Remember, you don't want to use YOUR protein for energy. You want your body to have optimal levels of amino acids (including Leucine and BCAAs) so that it does what it is supposed to do best: save, build, and repair muscle tissue.
Boosts muscle building.
Reduces muscle damage; (The less damage to your muscles, the faster you recover, and the better you adapt in the long run).
Help Maintain Muscle Mass So not only are you preventing damage, but you are promoting gains! ).
But before you rush into a powdered protein shake, know that any good quality source is fine.
Thus, any lean protein source up to 30g of BCAA-rich protein, taken before a workout is perfectly fine.
Individuality?
Remember, the nutrition around training is individual specific and there is no one type of scenario!

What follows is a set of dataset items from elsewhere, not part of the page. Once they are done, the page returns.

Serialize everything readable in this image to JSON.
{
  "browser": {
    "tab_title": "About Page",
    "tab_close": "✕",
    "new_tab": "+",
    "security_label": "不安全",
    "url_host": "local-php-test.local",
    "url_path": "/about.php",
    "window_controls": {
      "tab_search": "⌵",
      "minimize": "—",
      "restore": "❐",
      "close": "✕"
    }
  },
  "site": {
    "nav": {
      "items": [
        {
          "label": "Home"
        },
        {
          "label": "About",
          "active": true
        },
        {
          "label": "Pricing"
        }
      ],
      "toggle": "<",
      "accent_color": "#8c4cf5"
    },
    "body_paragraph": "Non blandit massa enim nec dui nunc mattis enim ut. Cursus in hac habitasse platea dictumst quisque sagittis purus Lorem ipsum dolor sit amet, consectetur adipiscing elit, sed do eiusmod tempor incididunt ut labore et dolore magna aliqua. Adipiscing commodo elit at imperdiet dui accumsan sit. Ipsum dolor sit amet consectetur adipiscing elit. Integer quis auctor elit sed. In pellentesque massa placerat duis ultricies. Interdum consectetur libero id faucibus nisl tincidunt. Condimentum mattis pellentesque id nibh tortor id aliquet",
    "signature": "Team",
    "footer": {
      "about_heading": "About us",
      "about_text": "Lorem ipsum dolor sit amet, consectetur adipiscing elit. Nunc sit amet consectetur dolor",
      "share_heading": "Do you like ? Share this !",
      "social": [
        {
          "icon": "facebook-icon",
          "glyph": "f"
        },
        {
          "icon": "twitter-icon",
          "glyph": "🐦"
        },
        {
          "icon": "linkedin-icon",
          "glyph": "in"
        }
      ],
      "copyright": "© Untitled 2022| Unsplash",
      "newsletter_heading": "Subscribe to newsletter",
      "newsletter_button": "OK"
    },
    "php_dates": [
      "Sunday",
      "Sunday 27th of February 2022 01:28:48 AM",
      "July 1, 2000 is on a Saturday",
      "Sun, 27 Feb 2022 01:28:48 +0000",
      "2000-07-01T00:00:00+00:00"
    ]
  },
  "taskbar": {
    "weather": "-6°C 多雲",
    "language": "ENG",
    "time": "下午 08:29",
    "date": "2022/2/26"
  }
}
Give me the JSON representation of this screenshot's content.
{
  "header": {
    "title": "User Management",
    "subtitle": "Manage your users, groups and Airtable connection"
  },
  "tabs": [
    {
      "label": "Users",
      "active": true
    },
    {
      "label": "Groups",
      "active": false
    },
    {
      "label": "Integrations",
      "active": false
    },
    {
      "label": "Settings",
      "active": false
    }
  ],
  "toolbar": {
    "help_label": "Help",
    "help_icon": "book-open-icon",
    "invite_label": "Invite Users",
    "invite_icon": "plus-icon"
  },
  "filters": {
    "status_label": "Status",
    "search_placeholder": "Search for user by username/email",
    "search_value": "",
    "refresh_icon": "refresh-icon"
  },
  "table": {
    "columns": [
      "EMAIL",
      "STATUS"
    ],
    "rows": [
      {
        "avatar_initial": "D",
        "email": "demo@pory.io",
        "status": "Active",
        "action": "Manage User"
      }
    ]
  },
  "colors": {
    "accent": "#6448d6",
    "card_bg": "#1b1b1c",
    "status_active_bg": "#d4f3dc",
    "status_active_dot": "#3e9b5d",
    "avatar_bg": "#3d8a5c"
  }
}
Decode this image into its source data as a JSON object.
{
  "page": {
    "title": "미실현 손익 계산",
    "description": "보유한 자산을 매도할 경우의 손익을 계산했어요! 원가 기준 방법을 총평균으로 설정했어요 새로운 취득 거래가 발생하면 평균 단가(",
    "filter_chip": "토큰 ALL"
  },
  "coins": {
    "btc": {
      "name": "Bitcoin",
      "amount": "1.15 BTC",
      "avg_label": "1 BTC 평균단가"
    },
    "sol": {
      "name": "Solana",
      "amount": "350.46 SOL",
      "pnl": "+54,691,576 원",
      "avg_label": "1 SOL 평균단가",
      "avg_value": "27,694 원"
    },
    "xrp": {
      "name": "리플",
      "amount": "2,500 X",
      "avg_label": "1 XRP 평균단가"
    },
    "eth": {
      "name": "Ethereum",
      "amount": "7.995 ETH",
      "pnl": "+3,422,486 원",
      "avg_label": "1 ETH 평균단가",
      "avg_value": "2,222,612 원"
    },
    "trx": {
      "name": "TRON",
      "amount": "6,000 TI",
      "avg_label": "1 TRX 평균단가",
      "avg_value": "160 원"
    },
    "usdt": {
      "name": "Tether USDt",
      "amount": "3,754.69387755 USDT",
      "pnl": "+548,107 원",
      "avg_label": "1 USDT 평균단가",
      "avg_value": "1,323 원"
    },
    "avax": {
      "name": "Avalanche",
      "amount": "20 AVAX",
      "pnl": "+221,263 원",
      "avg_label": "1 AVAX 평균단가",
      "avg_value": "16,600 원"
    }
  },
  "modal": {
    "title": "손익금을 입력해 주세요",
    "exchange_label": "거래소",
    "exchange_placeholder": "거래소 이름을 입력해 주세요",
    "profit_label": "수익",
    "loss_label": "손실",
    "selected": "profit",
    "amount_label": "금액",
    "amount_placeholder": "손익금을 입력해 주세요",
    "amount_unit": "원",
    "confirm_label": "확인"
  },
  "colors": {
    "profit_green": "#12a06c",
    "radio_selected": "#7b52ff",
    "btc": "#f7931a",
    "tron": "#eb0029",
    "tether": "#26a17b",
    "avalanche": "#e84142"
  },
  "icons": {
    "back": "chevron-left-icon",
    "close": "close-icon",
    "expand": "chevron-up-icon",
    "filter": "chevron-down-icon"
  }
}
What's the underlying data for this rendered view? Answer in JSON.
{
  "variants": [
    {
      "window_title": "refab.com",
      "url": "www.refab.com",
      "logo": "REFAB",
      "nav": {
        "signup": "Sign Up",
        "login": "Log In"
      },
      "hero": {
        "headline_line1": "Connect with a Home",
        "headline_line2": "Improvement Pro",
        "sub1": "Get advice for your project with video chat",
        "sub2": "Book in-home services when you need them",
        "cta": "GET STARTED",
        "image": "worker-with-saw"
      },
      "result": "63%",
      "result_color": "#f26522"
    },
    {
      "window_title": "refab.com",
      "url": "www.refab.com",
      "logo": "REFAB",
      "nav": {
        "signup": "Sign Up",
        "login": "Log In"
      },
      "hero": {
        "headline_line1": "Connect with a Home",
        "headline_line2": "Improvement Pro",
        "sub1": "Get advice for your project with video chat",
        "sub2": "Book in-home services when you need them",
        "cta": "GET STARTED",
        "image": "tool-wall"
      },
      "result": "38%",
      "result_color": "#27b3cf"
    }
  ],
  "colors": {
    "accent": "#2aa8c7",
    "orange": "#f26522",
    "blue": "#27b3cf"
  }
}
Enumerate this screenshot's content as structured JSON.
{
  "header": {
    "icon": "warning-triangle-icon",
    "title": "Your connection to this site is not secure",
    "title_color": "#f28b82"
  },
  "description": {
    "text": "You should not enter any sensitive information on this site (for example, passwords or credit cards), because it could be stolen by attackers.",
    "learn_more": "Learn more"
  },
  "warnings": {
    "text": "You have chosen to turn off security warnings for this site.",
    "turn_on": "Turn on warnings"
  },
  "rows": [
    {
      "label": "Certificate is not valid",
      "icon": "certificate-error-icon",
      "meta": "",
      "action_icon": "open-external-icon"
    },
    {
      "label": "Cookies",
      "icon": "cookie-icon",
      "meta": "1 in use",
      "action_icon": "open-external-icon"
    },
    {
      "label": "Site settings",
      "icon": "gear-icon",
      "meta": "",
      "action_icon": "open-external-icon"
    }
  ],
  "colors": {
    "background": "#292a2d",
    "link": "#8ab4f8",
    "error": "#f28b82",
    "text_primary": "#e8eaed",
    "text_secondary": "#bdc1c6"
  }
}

A quick example: endurance athletes have very different nutritional needs from an amateur bodybuilding practitioner or a weightlifting champion (strength/power sport).
However, in terms of the numbers for pre-workout nutrition, you can be provided with a set of sane, evidence-based guidelines for estimating a good approach.
Depending on what suits your individual needs, you can simply have a normal meal the few hours before exercise, or you can have a small meal just before your workout the 60 to 45 minutes before workout.
It probably goes without saying, but in your pre-workout diet choose foods that don't upset your gastric system. Otherwise, beware of unpleasant surprises ...
Recommendations for endurance efforts
The top macronutrients in this context are of course carbohydrates, to help replenish muscle glycogen, maintain endurance quality and energy during exercise.
2-4 hours before: preferably solid
Eat a balanced meal, composed of carbohydrates and proteins, from 0.1 to 0.2 g / kg in terms of carbohydrates and proteins, always according to your weight
Adding fat at this time is possible, just use it sparingly as long as it fits your macronutrient needs.
Types of carbohydrates:
It should be a mixture of medium and slow-acting carbohydrates. Try to stay away from simple sugars and high GIs.
30-60 minutes before: preferably liquid
Semi-liquid liquid carbohydrates to aid digestion, 0.1 to 0.2 g / kg of body weight for carbohydrates, and 0.1 g / Kg for proteins which are of less importance here.
Avoid lipids.
Think about liquids or gels
Endurance activities are typical efforts lasting at least 60 minutes. Due to the submaximal but prolonged nature of this type of effort, muscle glycogen is very very depleted.
Therefore, athletes need more or fewer carbohydrates to maintain energy levels, endurance and replenish muscle and liver glycogen stores.